GBP Post-BoE: More Losses Vs AUD, NZD - ANZ

The BoE announced a broad package of easing measures aimed at supporting growth and the anticipated transition in the economy following the decision to leave the EU. The BoE also shifted the horizon of its inflation target from 18-24 months to the longer term and will tolerate an inflation overshoot in the medium term (2-3 years) as the economy rebalances.

The announced package of measures was comprehensive and included.

A 25 bps cut in Bank Rate to 0.25%.

A new programme of private sector asset purchases with up to GBP10bn of UK corporate bonds.

GBP 60bn increase in gilt purchases taking the stock of QE to GTBP435bn.

A new Term Funding Scheme (TFS) to support the pass through of the bank rate cut to borrowers.

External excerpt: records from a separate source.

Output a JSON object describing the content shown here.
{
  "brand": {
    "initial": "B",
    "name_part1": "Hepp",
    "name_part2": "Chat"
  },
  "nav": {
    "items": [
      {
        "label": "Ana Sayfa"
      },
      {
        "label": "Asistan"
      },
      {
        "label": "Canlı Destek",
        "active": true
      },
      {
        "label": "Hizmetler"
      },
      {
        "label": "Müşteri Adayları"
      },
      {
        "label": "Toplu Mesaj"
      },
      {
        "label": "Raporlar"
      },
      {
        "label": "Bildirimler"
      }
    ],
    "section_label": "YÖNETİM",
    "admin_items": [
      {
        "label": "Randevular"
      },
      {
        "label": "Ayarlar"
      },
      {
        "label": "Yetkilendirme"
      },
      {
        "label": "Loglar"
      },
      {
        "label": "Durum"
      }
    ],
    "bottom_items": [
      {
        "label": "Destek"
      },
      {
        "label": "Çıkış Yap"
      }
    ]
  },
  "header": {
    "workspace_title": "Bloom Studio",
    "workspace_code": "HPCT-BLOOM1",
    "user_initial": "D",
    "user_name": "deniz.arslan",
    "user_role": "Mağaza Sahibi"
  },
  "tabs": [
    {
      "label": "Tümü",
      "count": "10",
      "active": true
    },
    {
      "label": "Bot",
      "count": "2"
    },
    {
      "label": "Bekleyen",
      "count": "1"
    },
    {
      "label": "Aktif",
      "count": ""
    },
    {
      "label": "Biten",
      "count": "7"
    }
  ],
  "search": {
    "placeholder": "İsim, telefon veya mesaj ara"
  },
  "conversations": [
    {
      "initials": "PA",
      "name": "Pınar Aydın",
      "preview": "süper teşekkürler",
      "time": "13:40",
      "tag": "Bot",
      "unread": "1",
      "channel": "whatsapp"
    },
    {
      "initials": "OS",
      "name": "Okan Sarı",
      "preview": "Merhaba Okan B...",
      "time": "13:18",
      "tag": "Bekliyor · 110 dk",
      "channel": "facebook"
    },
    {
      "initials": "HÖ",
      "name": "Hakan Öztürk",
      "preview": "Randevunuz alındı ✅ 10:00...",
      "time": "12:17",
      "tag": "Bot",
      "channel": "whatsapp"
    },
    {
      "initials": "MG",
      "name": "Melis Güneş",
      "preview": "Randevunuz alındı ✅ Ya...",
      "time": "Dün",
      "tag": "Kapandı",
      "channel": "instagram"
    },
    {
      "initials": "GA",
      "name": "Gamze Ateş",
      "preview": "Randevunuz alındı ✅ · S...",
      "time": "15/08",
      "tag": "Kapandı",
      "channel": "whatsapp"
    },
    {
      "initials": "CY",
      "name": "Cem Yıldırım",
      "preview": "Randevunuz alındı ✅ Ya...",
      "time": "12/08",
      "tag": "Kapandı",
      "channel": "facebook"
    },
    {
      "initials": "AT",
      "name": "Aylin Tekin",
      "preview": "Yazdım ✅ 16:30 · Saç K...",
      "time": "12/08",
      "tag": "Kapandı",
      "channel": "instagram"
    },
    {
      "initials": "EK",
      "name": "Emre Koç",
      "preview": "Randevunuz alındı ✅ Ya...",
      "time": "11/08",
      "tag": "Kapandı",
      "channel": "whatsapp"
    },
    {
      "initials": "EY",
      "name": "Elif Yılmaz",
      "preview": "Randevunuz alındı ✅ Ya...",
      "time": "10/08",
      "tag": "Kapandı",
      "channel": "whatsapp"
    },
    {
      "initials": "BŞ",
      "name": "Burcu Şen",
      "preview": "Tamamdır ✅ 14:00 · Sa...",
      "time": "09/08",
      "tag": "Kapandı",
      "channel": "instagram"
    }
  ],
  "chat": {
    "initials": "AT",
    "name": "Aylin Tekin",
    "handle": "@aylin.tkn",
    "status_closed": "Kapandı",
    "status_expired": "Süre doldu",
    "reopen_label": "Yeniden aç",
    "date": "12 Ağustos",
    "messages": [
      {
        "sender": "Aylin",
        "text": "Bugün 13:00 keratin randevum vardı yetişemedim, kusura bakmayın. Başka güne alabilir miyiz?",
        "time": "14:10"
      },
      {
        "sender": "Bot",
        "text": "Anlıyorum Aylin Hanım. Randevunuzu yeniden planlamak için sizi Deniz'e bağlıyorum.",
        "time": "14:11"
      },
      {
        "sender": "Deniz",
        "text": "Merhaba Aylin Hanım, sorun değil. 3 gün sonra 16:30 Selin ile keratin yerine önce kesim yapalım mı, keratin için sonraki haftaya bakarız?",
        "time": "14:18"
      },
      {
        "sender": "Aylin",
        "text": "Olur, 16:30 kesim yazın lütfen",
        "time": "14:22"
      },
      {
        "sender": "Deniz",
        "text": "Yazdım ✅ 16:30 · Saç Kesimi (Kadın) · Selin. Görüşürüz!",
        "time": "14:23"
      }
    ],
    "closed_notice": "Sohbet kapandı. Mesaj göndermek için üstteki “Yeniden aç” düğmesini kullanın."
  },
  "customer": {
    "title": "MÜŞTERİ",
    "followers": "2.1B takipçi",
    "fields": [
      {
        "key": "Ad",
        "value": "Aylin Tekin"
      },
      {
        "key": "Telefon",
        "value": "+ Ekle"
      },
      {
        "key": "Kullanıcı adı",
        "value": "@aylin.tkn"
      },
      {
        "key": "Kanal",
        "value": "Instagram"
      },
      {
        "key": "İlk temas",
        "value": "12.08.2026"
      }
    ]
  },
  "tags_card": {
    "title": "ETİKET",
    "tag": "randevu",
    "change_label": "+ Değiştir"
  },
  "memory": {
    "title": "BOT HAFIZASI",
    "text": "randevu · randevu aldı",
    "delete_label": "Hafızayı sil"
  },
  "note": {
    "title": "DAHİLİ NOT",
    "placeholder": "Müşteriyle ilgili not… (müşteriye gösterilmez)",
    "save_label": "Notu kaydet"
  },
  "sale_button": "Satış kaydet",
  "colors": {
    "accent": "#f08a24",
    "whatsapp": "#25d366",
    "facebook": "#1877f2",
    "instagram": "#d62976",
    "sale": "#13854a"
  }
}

Whilst the UK is somewhat of a special case at the moment, for financial markets, the easing reinforces the theme of super low interest rates. Governor Carney did say that he is not a fan of negative interest rates and that the UK’s lower bound lies just above zero.

But the move adds to the global super low interest rate complex and should continue to support demand for higher yielding assets. That implies ongoing GBP underperformance against the AUD, NZD and Asian currencies.

The implication for the euro area are less clear, but the forthcoming cycle of referenda and elections, and the associated uncertainty that brings, suggest that policy will err on the loose side and that may weigh on the euro.